So many times in my life, I’ve heard how Major League Baseball players should be happy they’re getting paid to play a kids game.
Baseball is not a kids game. Baseball is a game, that kids happen to play, that can be unspeakably joyous, but that is almost punishingly adult.
Tell me if this sounds tailored to children: You’re on the field for hours. You could easily go one of those hours without touching a ball in play — if you get to touch the ball at all. If it does come to you and you can’t make the play, or if you get up to the plate but don’t get on base, you get to spend all that quiet time, all that time standing out in the open but mentally in solitary confinement, thinking about what you did wrong.
This is no fairy tale. You don’t know when redemption is coming. You don’t know if redemption is coming.

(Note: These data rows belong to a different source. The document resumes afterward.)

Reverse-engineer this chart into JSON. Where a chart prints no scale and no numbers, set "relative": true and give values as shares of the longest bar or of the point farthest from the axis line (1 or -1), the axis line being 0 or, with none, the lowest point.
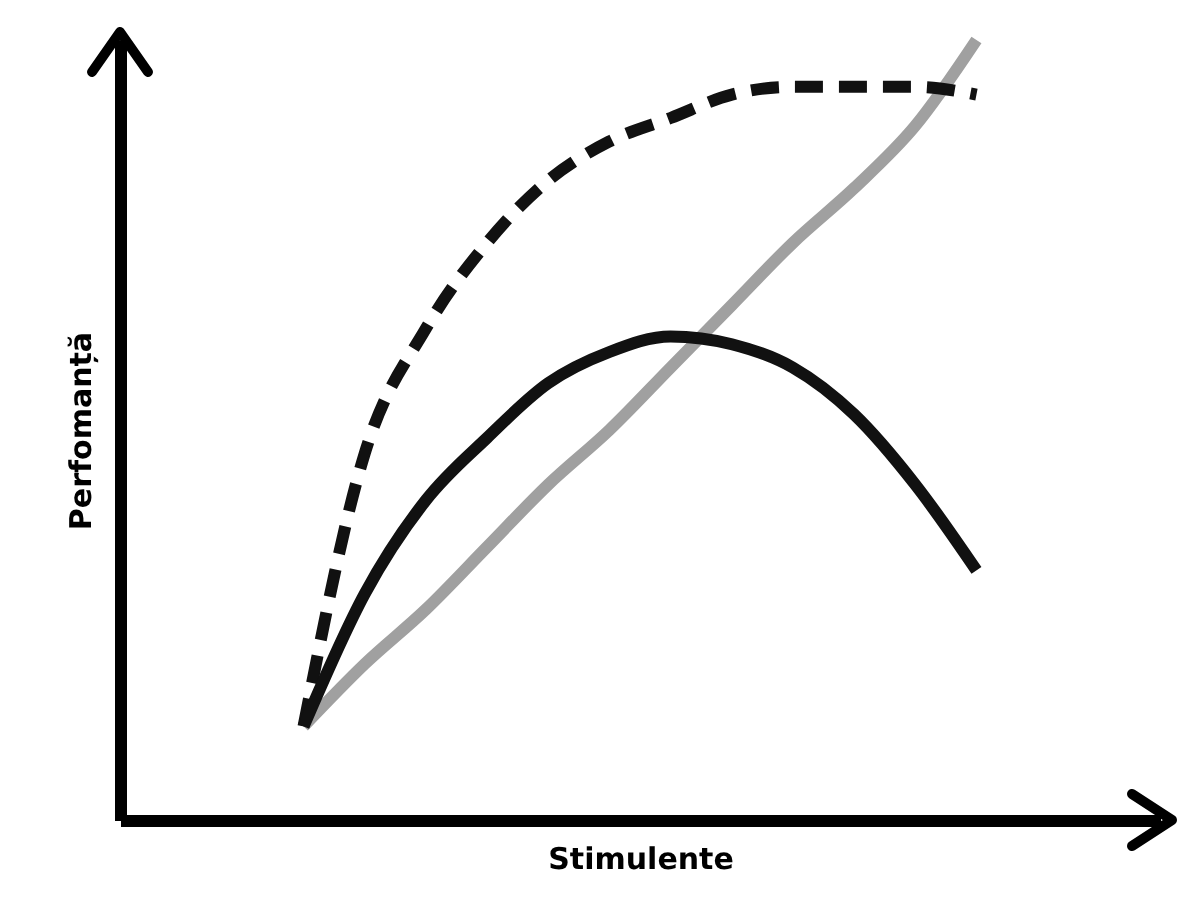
{
  "chart_data": {
    "type": "line",
    "relative": true,
    "xlabel": "Stimulente",
    "ylabel": "Perfomanță",
    "tick_labels": false,
    "grid": false,
    "marker": "none",
    "categories": [
      null,
      null,
      null,
      null,
      null,
      null,
      null,
      null,
      null,
      null,
      null,
      null,
      null,
      null,
      null,
      null,
      null,
      null
    ],
    "series": [
      {
        "color": "#a0a0a0",
        "line_style": "solid",
        "values": [
          null,
          null,
          null,
          0.12,
          0.2,
          0.27,
          0.35,
          0.43,
          0.5,
          0.58,
          0.66,
          0.74,
          0.81,
          0.89,
          1.0,
          null,
          null,
          null
        ]
      },
      {
        "color": "#111111",
        "line_style": "dashed",
        "values": [
          null,
          null,
          null,
          0.12,
          0.47,
          0.63,
          0.74,
          0.82,
          0.87,
          0.9,
          0.93,
          0.94,
          0.94,
          0.94,
          0.93,
          null,
          null,
          null
        ]
      },
      {
        "color": "#111111",
        "line_style": "solid",
        "values": [
          null,
          null,
          null,
          0.12,
          0.29,
          0.41,
          0.49,
          0.56,
          0.6,
          0.62,
          0.61,
          0.58,
          0.52,
          0.43,
          0.32,
          null,
          null,
          null
        ]
      }
    ]
  }
}
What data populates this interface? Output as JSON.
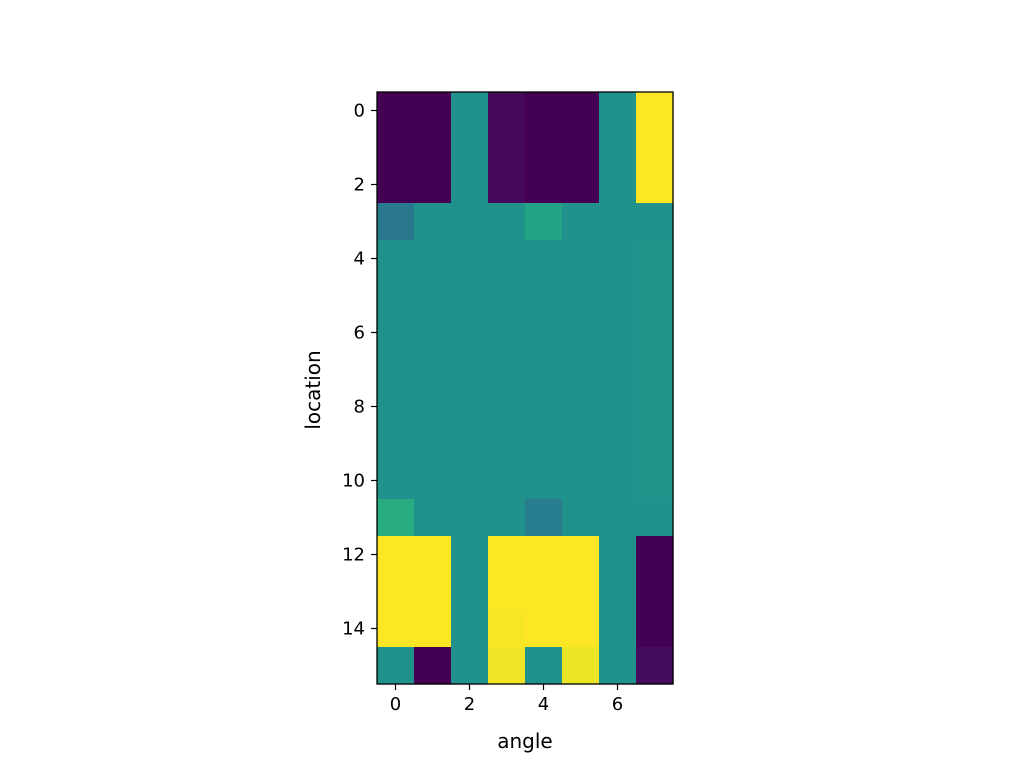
{
  "chart_data": {
    "type": "heatmap",
    "title": "",
    "xlabel": "angle",
    "ylabel": "location",
    "colormap": "viridis",
    "x_ticks": [
      0,
      2,
      4,
      6
    ],
    "y_ticks": [
      0,
      2,
      4,
      6,
      8,
      10,
      12,
      14
    ],
    "xlim": [
      -0.5,
      7.5
    ],
    "ylim": [
      15.5,
      -0.5
    ],
    "value_range": [
      0.0,
      1.0
    ],
    "values": [
      [
        0.0,
        0.0,
        0.5,
        0.02,
        0.0,
        0.0,
        0.5,
        1.0
      ],
      [
        0.0,
        0.0,
        0.5,
        0.02,
        0.0,
        0.0,
        0.5,
        1.0
      ],
      [
        0.0,
        0.0,
        0.5,
        0.02,
        0.0,
        0.0,
        0.5,
        1.0
      ],
      [
        0.4,
        0.5,
        0.5,
        0.5,
        0.58,
        0.5,
        0.5,
        0.5
      ],
      [
        0.5,
        0.5,
        0.5,
        0.5,
        0.5,
        0.5,
        0.5,
        0.51
      ],
      [
        0.5,
        0.5,
        0.5,
        0.5,
        0.5,
        0.5,
        0.5,
        0.51
      ],
      [
        0.5,
        0.5,
        0.5,
        0.5,
        0.5,
        0.5,
        0.5,
        0.51
      ],
      [
        0.5,
        0.5,
        0.5,
        0.5,
        0.5,
        0.5,
        0.5,
        0.51
      ],
      [
        0.5,
        0.5,
        0.5,
        0.5,
        0.5,
        0.5,
        0.5,
        0.51
      ],
      [
        0.5,
        0.5,
        0.5,
        0.5,
        0.5,
        0.5,
        0.5,
        0.51
      ],
      [
        0.5,
        0.5,
        0.5,
        0.5,
        0.5,
        0.5,
        0.5,
        0.51
      ],
      [
        0.62,
        0.5,
        0.5,
        0.5,
        0.42,
        0.5,
        0.5,
        0.5
      ],
      [
        1.0,
        1.0,
        0.5,
        1.0,
        1.0,
        1.0,
        0.5,
        0.0
      ],
      [
        1.0,
        1.0,
        0.5,
        1.0,
        1.0,
        1.0,
        0.5,
        0.0
      ],
      [
        1.0,
        1.0,
        0.5,
        0.99,
        1.0,
        1.0,
        0.5,
        0.0
      ],
      [
        0.5,
        0.0,
        0.5,
        0.98,
        0.5,
        0.97,
        0.5,
        0.03
      ]
    ]
  }
}
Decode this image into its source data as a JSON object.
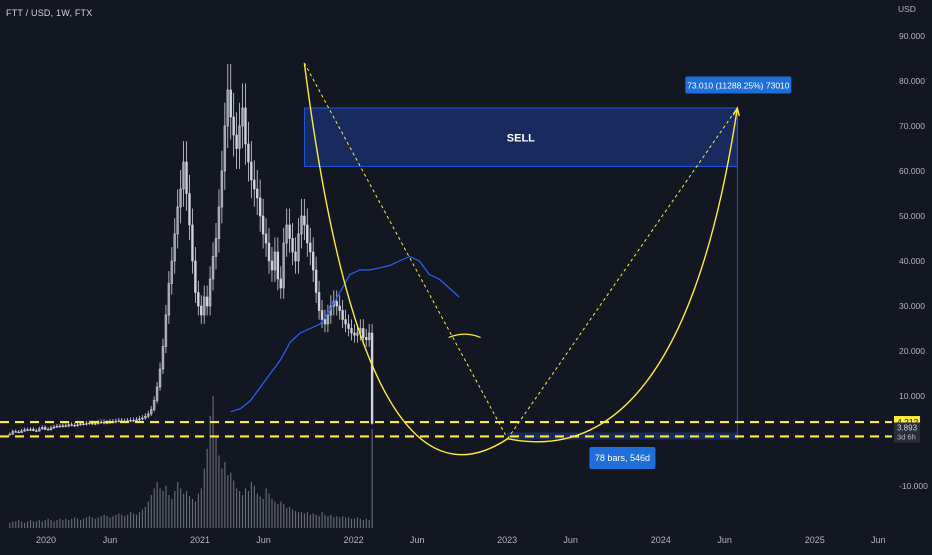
{
  "symbol": {
    "title": "FTT / USD, 1W, FTX"
  },
  "chart_data": {
    "type": "candlestick",
    "currency_label": "USD",
    "x_ticks": [
      "2020",
      "Jun",
      "2021",
      "Jun",
      "2022",
      "Jun",
      "2023",
      "Jun",
      "2024",
      "Jun",
      "2025",
      "Jun"
    ],
    "y_ticks": [
      "90.000",
      "80.000",
      "70.000",
      "60.000",
      "50.000",
      "40.000",
      "30.000",
      "20.000",
      "10.000",
      "-10.000"
    ],
    "ylim": [
      -15,
      95
    ],
    "price_series": {
      "name": "FTT/USD weekly",
      "start": "2019-10-07",
      "interval_days": 7,
      "close": [
        1.5,
        2.1,
        2.0,
        1.9,
        2.2,
        2.5,
        2.4,
        2.6,
        2.3,
        2.2,
        2.7,
        3.0,
        2.6,
        2.5,
        2.9,
        3.1,
        3.3,
        3.2,
        3.4,
        3.3,
        3.6,
        3.5,
        3.4,
        3.6,
        3.8,
        3.7,
        3.9,
        4.0,
        3.8,
        3.9,
        4.1,
        4.2,
        4.0,
        4.1,
        4.3,
        4.2,
        4.4,
        4.5,
        4.3,
        4.4,
        4.5,
        4.6,
        4.5,
        4.7,
        4.9,
        5.1,
        5.5,
        6.0,
        7.0,
        9.0,
        12.0,
        16.0,
        21.0,
        28.0,
        35.0,
        40.0,
        46.0,
        52.0,
        56.0,
        62.0,
        55.0,
        48.0,
        40.0,
        33.0,
        30.0,
        28.0,
        32.0,
        30.0,
        36.0,
        41.0,
        45.0,
        52.0,
        60.0,
        70.0,
        78.0,
        72.0,
        68.0,
        65.0,
        70.0,
        74.0,
        66.0,
        62.0,
        58.0,
        56.0,
        54.0,
        50.0,
        46.0,
        44.0,
        40.0,
        38.0,
        42.0,
        36.0,
        34.0,
        44.0,
        48.0,
        45.0,
        42.0,
        40.0,
        46.0,
        50.0,
        48.0,
        44.0,
        42.0,
        38.0,
        33.0,
        29.0,
        27.0,
        26.0,
        28.0,
        30.0,
        31.0,
        30.0,
        29.0,
        27.0,
        26.0,
        25.0,
        24.0,
        23.5,
        24.0,
        25.0,
        23.0,
        22.5,
        24.0,
        3.9
      ],
      "last_price": "3.893",
      "countdown": "3d 6h"
    },
    "ma_line": {
      "name": "Moving average",
      "color": "#2962ff",
      "values": [
        6.5,
        7.2,
        9.0,
        12.0,
        15.0,
        18.0,
        22.0,
        24.0,
        25.0,
        26.0,
        29.0,
        33.0,
        37.0,
        38.0,
        38.0,
        38.5,
        39.0,
        40.0,
        41.0,
        40.0,
        37.0,
        36.0,
        34.0,
        32.0
      ]
    },
    "horizontal_levels": [
      {
        "value": 4.212,
        "label": "4.212",
        "color": "#ffeb3b",
        "style": "dashed"
      },
      {
        "value": 1.01,
        "label": "1.010",
        "color": "#ffeb3b",
        "style": "dashed"
      }
    ],
    "annotations": {
      "sell_zone": {
        "label": "SELL",
        "price_top": 74,
        "price_bottom": 61,
        "date_start": "2021-09-06",
        "date_end": "2024-07-01"
      },
      "target_label": "73.010 (11288.25%) 73010",
      "range_label": "78 bars, 546d",
      "curve": {
        "top": {
          "date": "2021-09-06",
          "value": 84
        },
        "bottom": {
          "date": "2023-01-02",
          "value": 0.5
        },
        "end": {
          "date": "2024-07-01",
          "value": 74
        }
      },
      "support_arc_label": ""
    },
    "volume": [
      0.04,
      0.05,
      0.05,
      0.06,
      0.05,
      0.04,
      0.05,
      0.06,
      0.05,
      0.05,
      0.06,
      0.05,
      0.06,
      0.07,
      0.06,
      0.05,
      0.06,
      0.07,
      0.06,
      0.07,
      0.06,
      0.07,
      0.08,
      0.07,
      0.06,
      0.07,
      0.08,
      0.09,
      0.08,
      0.07,
      0.08,
      0.09,
      0.1,
      0.09,
      0.08,
      0.09,
      0.1,
      0.11,
      0.1,
      0.09,
      0.1,
      0.12,
      0.11,
      0.1,
      0.12,
      0.14,
      0.16,
      0.2,
      0.25,
      0.3,
      0.35,
      0.3,
      0.28,
      0.32,
      0.25,
      0.22,
      0.28,
      0.35,
      0.3,
      0.26,
      0.28,
      0.24,
      0.22,
      0.2,
      0.26,
      0.3,
      0.45,
      0.6,
      0.85,
      1.0,
      0.7,
      0.55,
      0.45,
      0.5,
      0.4,
      0.42,
      0.36,
      0.3,
      0.28,
      0.25,
      0.3,
      0.28,
      0.35,
      0.32,
      0.26,
      0.24,
      0.22,
      0.3,
      0.26,
      0.22,
      0.2,
      0.18,
      0.2,
      0.18,
      0.15,
      0.16,
      0.14,
      0.13,
      0.12,
      0.12,
      0.11,
      0.12,
      0.1,
      0.11,
      0.1,
      0.09,
      0.12,
      0.1,
      0.09,
      0.1,
      0.08,
      0.09,
      0.08,
      0.09,
      0.08,
      0.08,
      0.07,
      0.07,
      0.08,
      0.07,
      0.06,
      0.07,
      0.06,
      0.75
    ]
  },
  "colors": {
    "background": "#131722",
    "candle": "#d1d4dc",
    "accent_yellow": "#ffeb3b",
    "accent_blue": "#2962ff",
    "label_blue": "#1e6fd9",
    "volume": "#6b6f7a"
  }
}
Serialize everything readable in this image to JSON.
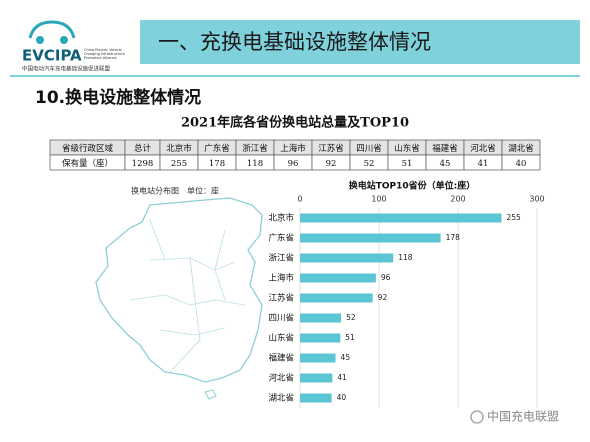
{
  "header": {
    "logo": "EVCIPA",
    "logo_en": "China Electric Vehicle Charging Infrastructure Promotion Alliance",
    "logo_cn": "中国电动汽车充电基础设施促进联盟",
    "title": "一、充换电基础设施整体情况"
  },
  "section_title": "10.换电设施整体情况",
  "table": {
    "title": "2021年底各省份换电站总量及TOP10",
    "header": [
      "省级行政区域",
      "总计",
      "北京市",
      "广东省",
      "浙江省",
      "上海市",
      "江苏省",
      "四川省",
      "山东省",
      "福建省",
      "河北省",
      "湖北省"
    ],
    "rows": [
      [
        "保有量（座）",
        "1298",
        "255",
        "178",
        "118",
        "96",
        "92",
        "52",
        "51",
        "45",
        "41",
        "40"
      ]
    ]
  },
  "map_title": "换电站分布图　单位：座",
  "chart_data": {
    "type": "hbar",
    "title": "换电站TOP10省份（单位:座）",
    "categories": [
      "北京市",
      "广东省",
      "浙江省",
      "上海市",
      "江苏省",
      "四川省",
      "山东省",
      "福建省",
      "河北省",
      "湖北省"
    ],
    "values": [
      255,
      178,
      118,
      96,
      92,
      52,
      51,
      45,
      41,
      40
    ],
    "color": "#5bc5d3",
    "xlim": [
      0,
      300
    ],
    "xticks": [
      0,
      100,
      200,
      300
    ],
    "grid": true
  },
  "watermark": "中国充电联盟"
}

In tennis, you’re hitting the ball every minute. In basketball, you are dribbling, passing, shooting. Even the measured pace of golf offers a unique benefit — the worse you are, the more swings you get to take.
Baseball requires a level of patience that is on par with serving detention. It is steeped in delayed gratification. It requires conquering the fear of failure, not to mention the fear of knowing that your opponent is throwing or hitting the ball at you as hard as possible.
The payoff is through the roof, but the pay-in is through the sky.
Baseball requires massive coping skills, even when there are no real stakes attached. And when there are stakes … man. There is nothing childlike or innocent about the pressure that the professional sport of baseball puts on its players.
Baseball is my favorite game. At any age, it is a privilege to play. It is beyond rewarding when you succeed. It may be the most serene, the most exquisite of all contests. But by its nature, baseball requires you to rise above your station. The bliss that baseball offers a child is that singular taste of the pinnacle of life, but there’s almost no chance of tasting that bliss without more than a little adult in you.
Kids build sandcastles for fun. Adults build sandcastles to last. If you make it far enough in baseball to play in front of tens of thousands of fans and tens of millions of viewers, it’s because you have been building sandcastles to last almost your entire life, and you are now meant to be impervious to waves.
That’s why you get paid. And because so many of us value that skill, because so many of us are entertained by that skill, because so many of us are in awe of that skill, that’s why you get paid like kings.